VDF implementation is non-trivial. RSA-based VDFs require a trusted setup. Getting this wrong doesn't just reduce security β it can break the whole construction. I've participated in various ceremonies before, but just as a good citizen. This is another category I can explore with a fun use case driving my curiosity.
I'm deep in the Dunning-Kruger well.

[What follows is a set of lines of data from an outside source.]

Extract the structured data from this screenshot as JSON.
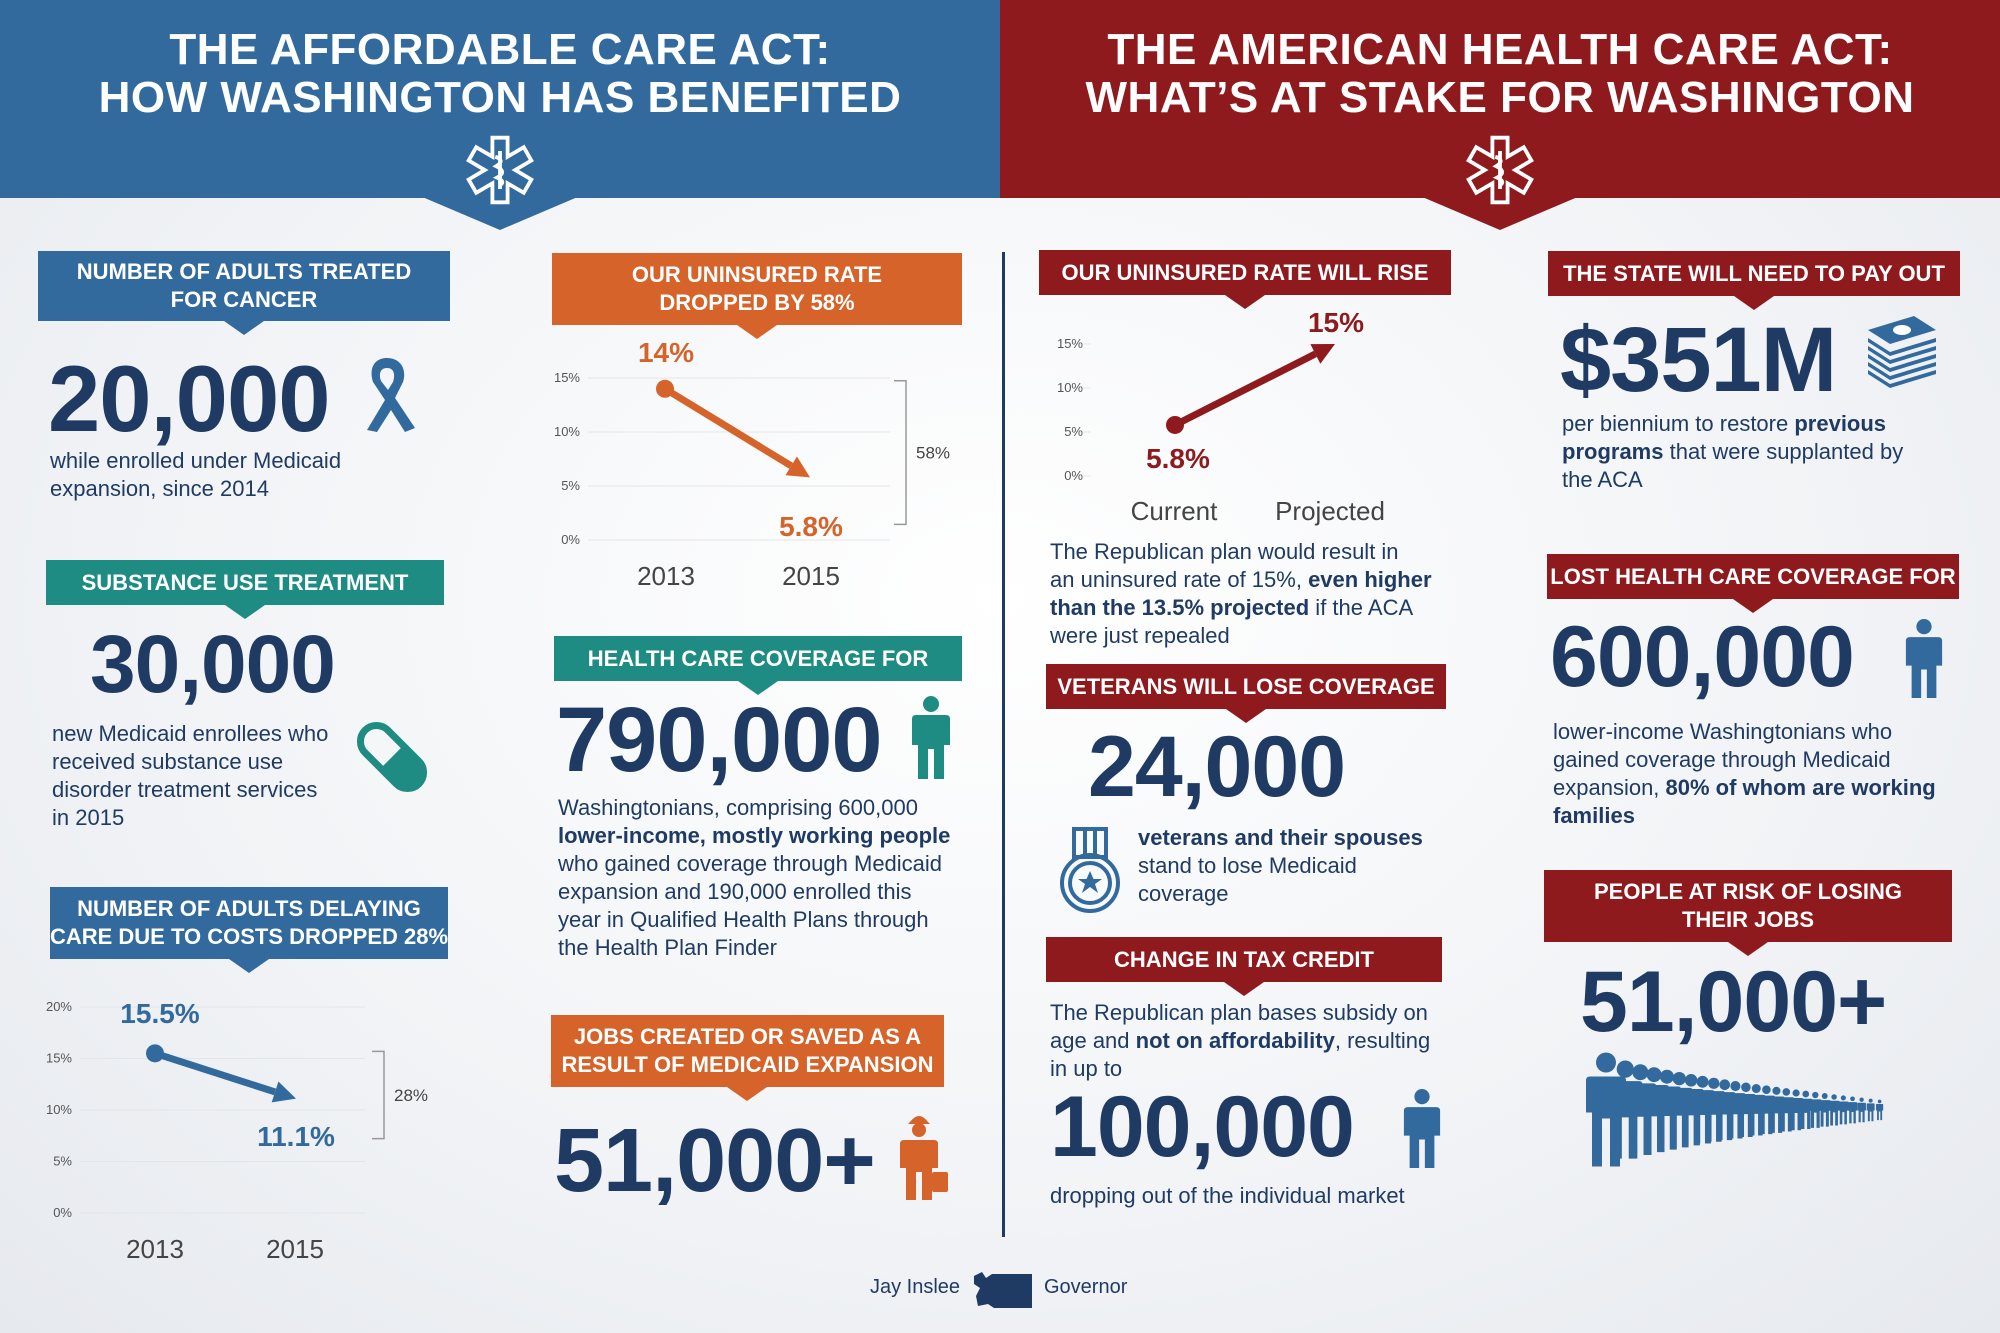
{
  "header_left": {
    "line1": "THE AFFORDABLE CARE ACT:",
    "line2": "HOW WASHINGTON HAS BENEFITED",
    "color": "#336a9e"
  },
  "header_right": {
    "line1": "THE AMERICAN HEALTH CARE ACT:",
    "line2": "WHAT’S AT STAKE FOR WASHINGTON",
    "color": "#8e1a1d"
  },
  "cancer": {
    "label1": "NUMBER OF ADULTS TREATED",
    "label2": "FOR CANCER",
    "number": "20,000",
    "desc1": "while enrolled under Medicaid",
    "desc2": "expansion, since 2014",
    "icon": "ribbon-icon"
  },
  "substance": {
    "label": "SUBSTANCE USE TREATMENT",
    "number": "30,000",
    "desc1": "new Medicaid enrollees who",
    "desc2": "received substance use",
    "desc3": "disorder treatment services",
    "desc4": "in 2015",
    "icon": "pill-icon"
  },
  "delaying": {
    "label1": "NUMBER OF ADULTS DELAYING",
    "label2": "CARE DUE TO COSTS DROPPED 28%"
  },
  "chart_delaying": {
    "type": "line",
    "x": [
      "2013",
      "2015"
    ],
    "y": [
      15.5,
      11.1
    ],
    "point_labels": [
      "15.5%",
      "11.1%"
    ],
    "yticks": [
      "0%",
      "5%",
      "10%",
      "15%",
      "20%"
    ],
    "ylim": [
      0,
      20
    ],
    "bracket_label": "28%",
    "color": "#336a9e"
  },
  "uninsured_dropped": {
    "label1": "OUR UNINSURED RATE",
    "label2": "DROPPED BY 58%"
  },
  "chart_uninsured": {
    "type": "line",
    "x": [
      "2013",
      "2015"
    ],
    "y": [
      14,
      5.8
    ],
    "point_labels": [
      "14%",
      "5.8%"
    ],
    "yticks": [
      "0%",
      "5%",
      "10%",
      "15%"
    ],
    "ylim": [
      0,
      15
    ],
    "bracket_label": "58%",
    "color": "#d5632a"
  },
  "coverage": {
    "label": "HEALTH CARE COVERAGE FOR",
    "number": "790,000",
    "desc1": "Washingtonians, comprising 600,000",
    "desc2_bold": "lower-income, mostly working people",
    "desc3": "who gained coverage through Medicaid",
    "desc4": "expansion and 190,000 enrolled this",
    "desc5": "year in Qualified Health Plans through",
    "desc6": "the Health Plan Finder",
    "icon": "person-icon"
  },
  "jobs": {
    "label1": "JOBS CREATED OR SAVED AS A",
    "label2": "RESULT OF MEDICAID EXPANSION",
    "number": "51,000+",
    "icon": "worker-icon"
  },
  "rate_rise": {
    "label": "OUR UNINSURED RATE WILL RISE",
    "desc1": "The Republican plan would result in",
    "desc2a": "an uninsured rate of 15%, ",
    "desc2b": "even higher",
    "desc3b": "than the 13.5% projected",
    "desc3a": " if the ACA",
    "desc4": "were just repealed"
  },
  "chart_rise": {
    "type": "line",
    "x": [
      "Current",
      "Projected"
    ],
    "y": [
      5.8,
      15
    ],
    "point_labels": [
      "5.8%",
      "15%"
    ],
    "yticks": [
      "0%",
      "5%",
      "10%",
      "15%"
    ],
    "ylim": [
      0,
      15
    ],
    "color": "#8e1a1d"
  },
  "veterans": {
    "label": "VETERANS WILL LOSE COVERAGE",
    "number": "24,000",
    "desc1_bold": "veterans and their spouses",
    "desc2": "stand to lose Medicaid",
    "desc3": "coverage",
    "icon": "medal-icon"
  },
  "taxcredit": {
    "label": "CHANGE IN TAX CREDIT",
    "desc1": "The Republican plan bases subsidy on",
    "desc2a": "age and ",
    "desc2b": "not on affordability",
    "desc2c": ", resulting",
    "desc3": "in up to",
    "number": "100,000",
    "desc4": "dropping out of the individual market",
    "icon": "person-icon"
  },
  "payout": {
    "label": "THE STATE WILL NEED TO PAY OUT",
    "number": "$351M",
    "desc1a": "per biennium to restore ",
    "desc1b": "previous",
    "desc2b": "programs",
    "desc2a": " that were supplanted by",
    "desc3": "the ACA",
    "icon": "money-stack-icon"
  },
  "lost": {
    "label": "LOST HEALTH CARE COVERAGE FOR",
    "number": "600,000",
    "desc1": "lower-income Washingtonians who",
    "desc2": "gained coverage through Medicaid",
    "desc3a": "expansion, ",
    "desc3b": "80% of whom are working",
    "desc4b": "families",
    "icon": "person-icon"
  },
  "risk": {
    "label1": "PEOPLE AT RISK OF LOSING",
    "label2": "THEIR JOBS",
    "number": "51,000+",
    "icon": "crowd-icon"
  },
  "footer": {
    "left": "Jay Inslee",
    "right": "Governor",
    "icon": "washington-state-icon"
  }
}
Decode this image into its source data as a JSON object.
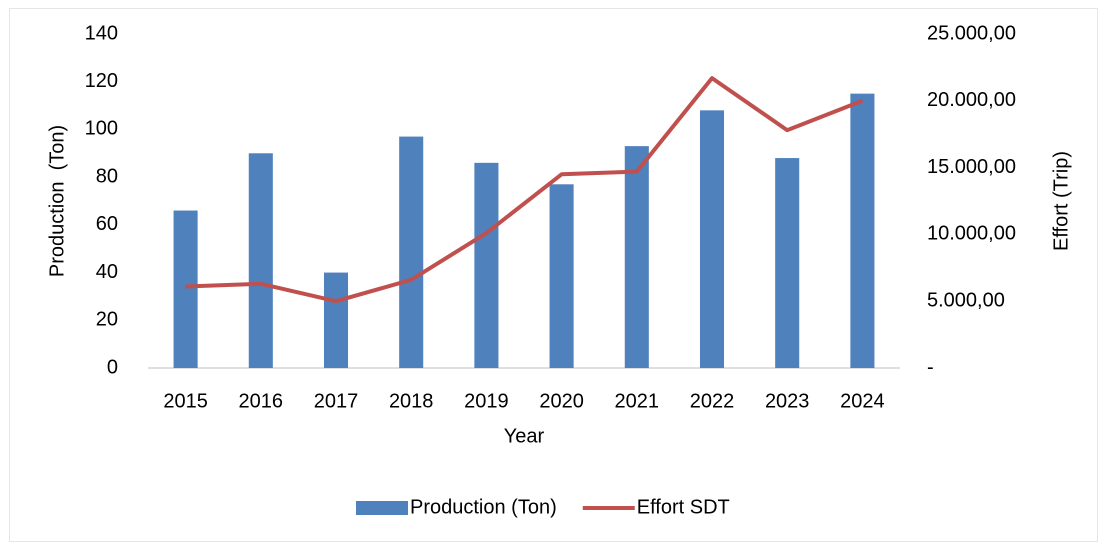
{
  "chart_data": {
    "type": "bar",
    "categories": [
      "2015",
      "2016",
      "2017",
      "2018",
      "2019",
      "2020",
      "2021",
      "2022",
      "2023",
      "2024"
    ],
    "series": [
      {
        "name": "Production (Ton)",
        "color": "#4f81bd",
        "values": [
          66,
          90,
          40,
          97,
          86,
          77,
          93,
          108,
          88,
          115
        ]
      },
      {
        "name": "Effort SDT",
        "color": "#c0504d",
        "type": "line",
        "axis": "y2",
        "values": [
          6100,
          6300,
          5000,
          6600,
          10100,
          14500,
          14700,
          21700,
          17800,
          20000
        ]
      }
    ],
    "xlabel": "Year",
    "ylabel": "Production  (Ton)",
    "y2label": "Effort (Trip)",
    "ylim": [
      0,
      140
    ],
    "yticks": [
      0,
      20,
      40,
      60,
      80,
      100,
      120,
      140
    ],
    "y2lim": [
      0,
      25000
    ],
    "y2ticks": [
      {
        "value": 0,
        "label": "-"
      },
      {
        "value": 5000,
        "label": "5.000,00"
      },
      {
        "value": 10000,
        "label": "10.000,00"
      },
      {
        "value": 15000,
        "label": "15.000,00"
      },
      {
        "value": 20000,
        "label": "20.000,00"
      },
      {
        "value": 25000,
        "label": "25.000,00"
      }
    ],
    "legend": "bottom",
    "grid": false
  }
}
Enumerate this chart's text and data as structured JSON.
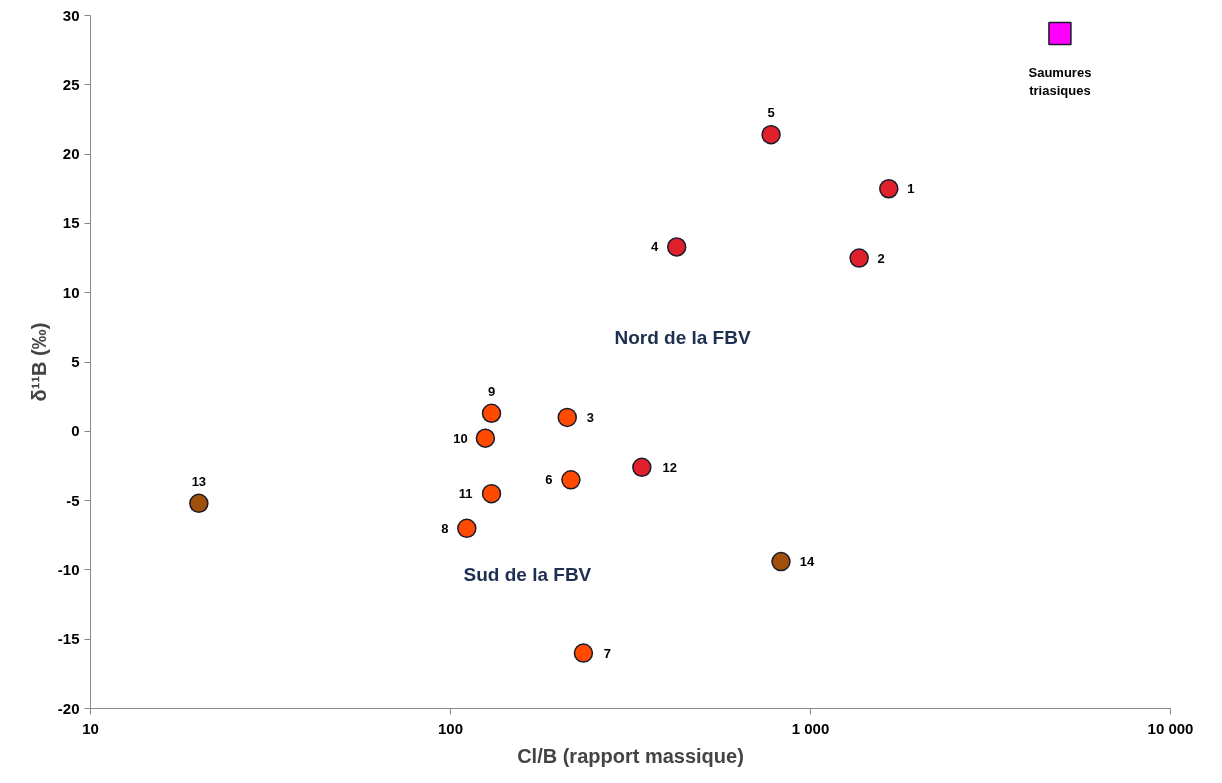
{
  "chart_data": {
    "type": "scatter",
    "xlabel": "Cl/B (rapport massique)",
    "ylabel": "δ¹¹B (‰)",
    "log": "x",
    "xlim": [
      10,
      10000
    ],
    "xticks": [
      {
        "value": 10,
        "label": "10"
      },
      {
        "value": 100,
        "label": "100"
      },
      {
        "value": 1000,
        "label": "1 000"
      },
      {
        "value": 10000,
        "label": "10 000"
      }
    ],
    "ylim": [
      -20,
      30
    ],
    "yticks": [
      -20,
      -15,
      -10,
      -5,
      0,
      5,
      10,
      15,
      20,
      25,
      30
    ],
    "grid": false,
    "marker": "circle",
    "series": [
      {
        "color": "#e0202a",
        "x": [
          1650,
          1365,
          425,
          777,
          340
        ],
        "values": [
          17.5,
          12.5,
          13.3,
          21.4,
          -2.6
        ]
      },
      {
        "color": "#ff4a00",
        "x": [
          211,
          216,
          234,
          111,
          130,
          125,
          130
        ],
        "values": [
          1,
          -3.5,
          -16,
          -7,
          1.3,
          -0.5,
          -4.5
        ]
      },
      {
        "color": "#a0500a",
        "x": [
          20,
          828
        ],
        "values": [
          -5.2,
          -9.4
        ]
      },
      {
        "color": "#ff00ff",
        "marker": "square",
        "x": [
          4930
        ],
        "values": [
          28.7
        ]
      }
    ],
    "annotations": [
      {
        "text": "1",
        "x": 1650,
        "y": 17.5
      },
      {
        "text": "2",
        "x": 1365,
        "y": 12.5
      },
      {
        "text": "3",
        "x": 211,
        "y": 1
      },
      {
        "text": "4",
        "x": 425,
        "y": 13.3
      },
      {
        "text": "5",
        "x": 777,
        "y": 21.4
      },
      {
        "text": "6",
        "x": 216,
        "y": -3.5
      },
      {
        "text": "7",
        "x": 234,
        "y": -16
      },
      {
        "text": "8",
        "x": 111,
        "y": -7
      },
      {
        "text": "9",
        "x": 130,
        "y": 1.3
      },
      {
        "text": "10",
        "x": 125,
        "y": -0.5
      },
      {
        "text": "11",
        "x": 130,
        "y": -4.5
      },
      {
        "text": "12",
        "x": 340,
        "y": -2.6
      },
      {
        "text": "13",
        "x": 20,
        "y": -5.2
      },
      {
        "text": "14",
        "x": 828,
        "y": -9.4
      },
      {
        "text": "Saumures\ntriasiques",
        "x": 4930,
        "y": 28.7
      },
      "Nord de la FBV",
      "Sud de la FBV"
    ]
  }
}
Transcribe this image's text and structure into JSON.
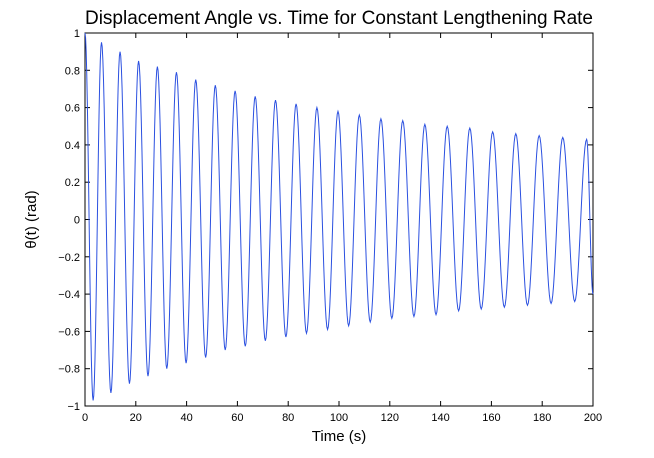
{
  "chart_data": {
    "type": "line",
    "title": "Displacement Angle vs. Time for Constant Lengthening Rate",
    "xlabel": "Time (s)",
    "ylabel": "θ(t) (rad)",
    "xlim": [
      0,
      200
    ],
    "ylim": [
      -1,
      1
    ],
    "xticks": [
      0,
      20,
      40,
      60,
      80,
      100,
      120,
      140,
      160,
      180,
      200
    ],
    "yticks": [
      -1,
      -0.8,
      -0.6,
      -0.4,
      -0.2,
      0,
      0.2,
      0.4,
      0.6,
      0.8,
      1
    ],
    "ytick_labels": [
      "−1",
      "−0.8",
      "−0.6",
      "−0.4",
      "−0.2",
      "0",
      "0.2",
      "0.4",
      "0.6",
      "0.8",
      "1"
    ],
    "grid": false,
    "series": [
      {
        "name": "θ(t)",
        "color": "#2b50e0",
        "initial_value": 1.0,
        "peaks": [
          {
            "t": 6.5,
            "value": 0.95
          },
          {
            "t": 13.8,
            "value": 0.9
          },
          {
            "t": 21.1,
            "value": 0.85
          },
          {
            "t": 28.5,
            "value": 0.82
          },
          {
            "t": 36.0,
            "value": 0.79
          },
          {
            "t": 43.6,
            "value": 0.75
          },
          {
            "t": 51.3,
            "value": 0.72
          },
          {
            "t": 59.1,
            "value": 0.69
          },
          {
            "t": 67.0,
            "value": 0.66
          },
          {
            "t": 75.0,
            "value": 0.64
          },
          {
            "t": 83.1,
            "value": 0.62
          },
          {
            "t": 91.3,
            "value": 0.6
          },
          {
            "t": 99.6,
            "value": 0.58
          },
          {
            "t": 108.0,
            "value": 0.56
          },
          {
            "t": 116.5,
            "value": 0.54
          },
          {
            "t": 125.1,
            "value": 0.53
          },
          {
            "t": 133.8,
            "value": 0.51
          },
          {
            "t": 142.6,
            "value": 0.5
          },
          {
            "t": 151.5,
            "value": 0.49
          },
          {
            "t": 160.5,
            "value": 0.47
          },
          {
            "t": 169.6,
            "value": 0.46
          },
          {
            "t": 178.8,
            "value": 0.45
          },
          {
            "t": 188.1,
            "value": 0.44
          },
          {
            "t": 197.5,
            "value": 0.43
          }
        ],
        "troughs": [
          {
            "t": 3.2,
            "value": -0.97
          },
          {
            "t": 10.2,
            "value": -0.93
          },
          {
            "t": 17.5,
            "value": -0.88
          },
          {
            "t": 24.8,
            "value": -0.84
          },
          {
            "t": 32.2,
            "value": -0.8
          },
          {
            "t": 39.8,
            "value": -0.77
          },
          {
            "t": 47.5,
            "value": -0.74
          },
          {
            "t": 55.2,
            "value": -0.7
          },
          {
            "t": 63.1,
            "value": -0.68
          },
          {
            "t": 71.0,
            "value": -0.65
          },
          {
            "t": 79.1,
            "value": -0.63
          },
          {
            "t": 87.2,
            "value": -0.61
          },
          {
            "t": 95.5,
            "value": -0.59
          },
          {
            "t": 103.8,
            "value": -0.57
          },
          {
            "t": 112.3,
            "value": -0.55
          },
          {
            "t": 120.8,
            "value": -0.53
          },
          {
            "t": 129.5,
            "value": -0.52
          },
          {
            "t": 138.2,
            "value": -0.51
          },
          {
            "t": 147.1,
            "value": -0.49
          },
          {
            "t": 156.0,
            "value": -0.48
          },
          {
            "t": 165.1,
            "value": -0.47
          },
          {
            "t": 174.2,
            "value": -0.46
          },
          {
            "t": 183.5,
            "value": -0.45
          },
          {
            "t": 192.8,
            "value": -0.44
          }
        ],
        "final_value": -0.4
      }
    ]
  }
}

I'm a coder that learns about cryptography as a black box (though I like to rip open the box and poke at the math to try to understand it.) So when something feels easy, alarm bells ring.
If you see something wrong, I'd genuinely like to know.
Silly, but it matters
There's a dystopian version of the internet where every space is indexed by default β where walking through content leaves traces that get aggregated, correlated, sold, trained on models that are used against us. I think we're in that timeline.
Ephemerant is an experiment in the opposite direction: spaces that exist only because of shared movement, that dissolve when the movement passes, that can't be mapped by anyone who wasn't walking the same path.
The engineering is hard. The attack model is unforgiving. The math might not work (yet). But the core idea feels like something worth building toward: that shared experience could produce shared secrets, without anyone in the middle.
The finite game is getting the cryptography right.
The infinite game is enabling the people who share a path to be the only ones who decide on it.